Posted on:2007-07-10Degree:Ph.DType:Dissertation
University:The University of ChicagoCandidate:Stolz, Robert PFull Text:PDF
GTID:1441390005970948Subject:History
Abstract/Summary:PDF Full Text Request
The main body of the dissertation explores of a range of new political, social, epistemological and material issues that emerged with Japan's first industrial-scale pollution incident in the late nineteenth and early twentieth centuries. Centering on the thought of Tanaka Shozo (1841-1913) it explores his discovery of a finite nature vulnerable to human practice.
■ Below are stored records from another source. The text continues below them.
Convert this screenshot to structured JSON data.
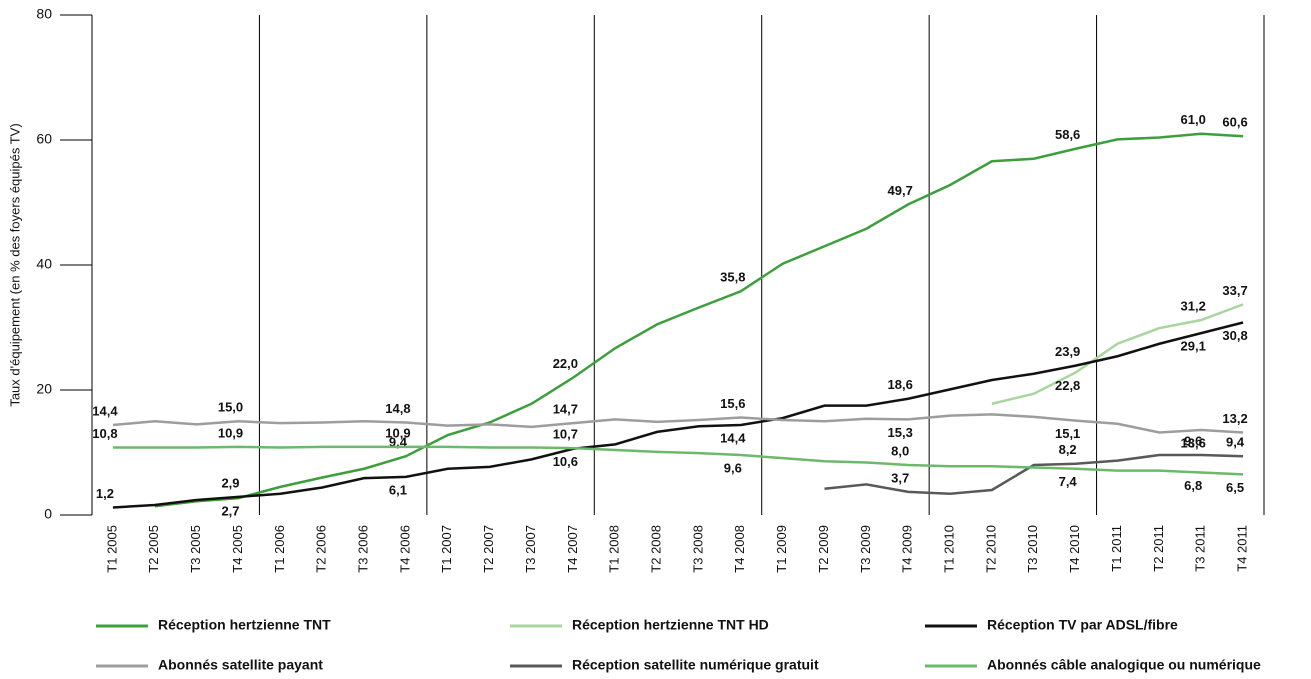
{
  "chart_data": {
    "type": "line",
    "y_label": "Taux d'équipement (en % des foyers équipés TV)",
    "categories": [
      "T1 2005",
      "T2 2005",
      "T3 2005",
      "T4 2005",
      "T1 2006",
      "T2 2006",
      "T3 2006",
      "T4 2006",
      "T1 2007",
      "T2 2007",
      "T3 2007",
      "T4 2007",
      "T1 2008",
      "T2 2008",
      "T3 2008",
      "T4 2008",
      "T1 2009",
      "T2 2009",
      "T3 2009",
      "T4 2009",
      "T1 2010",
      "T2 2010",
      "T3 2010",
      "T4 2010",
      "T1 2011",
      "T2 2011",
      "T3 2011",
      "T4 2011"
    ],
    "ylim": [
      0,
      80
    ],
    "yticks": [
      0,
      20,
      40,
      60,
      80
    ],
    "series": [
      {
        "name": "Réception hertzienne TNT",
        "color": "#3c9f3c",
        "values": [
          null,
          1.4,
          2.2,
          2.7,
          4.5,
          6.0,
          7.4,
          9.4,
          12.8,
          14.8,
          17.8,
          22.0,
          26.7,
          30.5,
          33.2,
          35.8,
          40.2,
          43.0,
          45.8,
          49.7,
          52.8,
          56.6,
          57.0,
          58.6,
          60.1,
          60.4,
          61.0,
          60.6
        ],
        "value_labels": [
          null,
          null,
          null,
          "2,7",
          null,
          null,
          null,
          "9,4",
          null,
          null,
          null,
          "22,0",
          null,
          null,
          null,
          "35,8",
          null,
          null,
          null,
          "49,7",
          null,
          null,
          null,
          "58,6",
          null,
          null,
          "61,0",
          "60,6"
        ]
      },
      {
        "name": "Réception hertzienne TNT HD",
        "color": "#a9d59f",
        "values": [
          null,
          null,
          null,
          null,
          null,
          null,
          null,
          null,
          null,
          null,
          null,
          null,
          null,
          null,
          null,
          null,
          null,
          null,
          null,
          null,
          null,
          17.8,
          19.4,
          22.8,
          27.4,
          29.9,
          31.2,
          33.7
        ],
        "value_labels": [
          null,
          null,
          null,
          null,
          null,
          null,
          null,
          null,
          null,
          null,
          null,
          null,
          null,
          null,
          null,
          null,
          null,
          null,
          null,
          null,
          null,
          null,
          null,
          "22,8",
          null,
          null,
          "31,2",
          "33,7"
        ]
      },
      {
        "name": "Réception TV par ADSL/fibre",
        "color": "#111111",
        "values": [
          1.2,
          1.6,
          2.4,
          2.9,
          3.4,
          4.4,
          5.9,
          6.1,
          7.4,
          7.7,
          8.9,
          10.6,
          11.3,
          13.3,
          14.2,
          14.4,
          15.5,
          17.5,
          17.5,
          18.6,
          20.1,
          21.6,
          22.6,
          23.9,
          25.4,
          27.4,
          29.1,
          30.8
        ],
        "value_labels": [
          "1,2",
          null,
          null,
          "2,9",
          null,
          null,
          null,
          "6,1",
          null,
          null,
          null,
          "10,6",
          null,
          null,
          null,
          "14,4",
          null,
          null,
          null,
          "18,6",
          null,
          null,
          null,
          "23,9",
          null,
          null,
          "29,1",
          "30,8"
        ]
      },
      {
        "name": "Abonnés satellite payant",
        "color": "#9d9d9d",
        "values": [
          14.4,
          15.0,
          14.5,
          15.0,
          14.7,
          14.8,
          15.0,
          14.8,
          14.3,
          14.5,
          14.1,
          14.7,
          15.3,
          14.9,
          15.2,
          15.6,
          15.2,
          15.0,
          15.4,
          15.3,
          15.9,
          16.1,
          15.7,
          15.1,
          14.6,
          13.2,
          13.6,
          13.2
        ],
        "value_labels": [
          "14,4",
          null,
          null,
          "15,0",
          null,
          null,
          null,
          "14,8",
          null,
          null,
          null,
          "14,7",
          null,
          null,
          null,
          "15,6",
          null,
          null,
          null,
          "15,3",
          null,
          null,
          null,
          "15,1",
          null,
          null,
          "13,6",
          "13,2"
        ]
      },
      {
        "name": "Réception satellite numérique gratuit",
        "color": "#595959",
        "values": [
          null,
          null,
          null,
          null,
          null,
          null,
          null,
          null,
          null,
          null,
          null,
          null,
          null,
          null,
          null,
          null,
          null,
          4.2,
          4.9,
          3.7,
          3.4,
          4.0,
          8.0,
          8.2,
          8.7,
          9.6,
          9.6,
          9.4
        ],
        "value_labels": [
          null,
          null,
          null,
          null,
          null,
          null,
          null,
          null,
          null,
          null,
          null,
          null,
          null,
          null,
          null,
          null,
          null,
          null,
          null,
          "3,7",
          null,
          null,
          null,
          "8,2",
          null,
          null,
          "9,6",
          "9,4"
        ]
      },
      {
        "name": "Abonnés câble analogique ou numérique",
        "color": "#6cb96c",
        "values": [
          10.8,
          10.8,
          10.8,
          10.9,
          10.8,
          10.9,
          10.9,
          10.9,
          10.9,
          10.8,
          10.8,
          10.7,
          10.4,
          10.1,
          9.9,
          9.6,
          9.1,
          8.6,
          8.4,
          8.0,
          7.8,
          7.8,
          7.6,
          7.4,
          7.1,
          7.1,
          6.8,
          6.5
        ],
        "value_labels": [
          "10,8",
          null,
          null,
          "10,9",
          null,
          null,
          null,
          "10,9",
          null,
          null,
          null,
          "10,7",
          null,
          null,
          null,
          "9,6",
          null,
          null,
          null,
          "8,0",
          null,
          null,
          null,
          "7,4",
          null,
          null,
          "6,8",
          "6,5"
        ]
      }
    ]
  }
}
Central to this is his environmental philosophy of doku (poison) and nagare (flow) developed, after his famous appeal to the emperor in 1901, and in polemic with the Meiji state's reengineering of the Watarase and Tone watersheds. Although articulated in a Neo-Confucian vocabulary of principles (ri) and essences (sei) reminiscent of eighteenth-century agronomy and political economy Tanaka's thought breaks from the tradition of an infinite and optimistic concept of nature by identifying doku as both a conceptual and historical intervention into the Japanese discourse on nature and as the key for understanding Japanese modernity. The result is a discovery of a finite nature that may go into decline and an attempt to formulate an ecologically informed system of a continuously managed concept of freedom located in a finite nature-as-environment and centered on the concept of healthful flows (nagare) and harmful metabolisms ( doku). The dissertation concludes with a look at Tanaka's influence on the anarchist Ishikawa Sanshiro and the founder of Snow Brand Dairy, Kurosawa Torizo.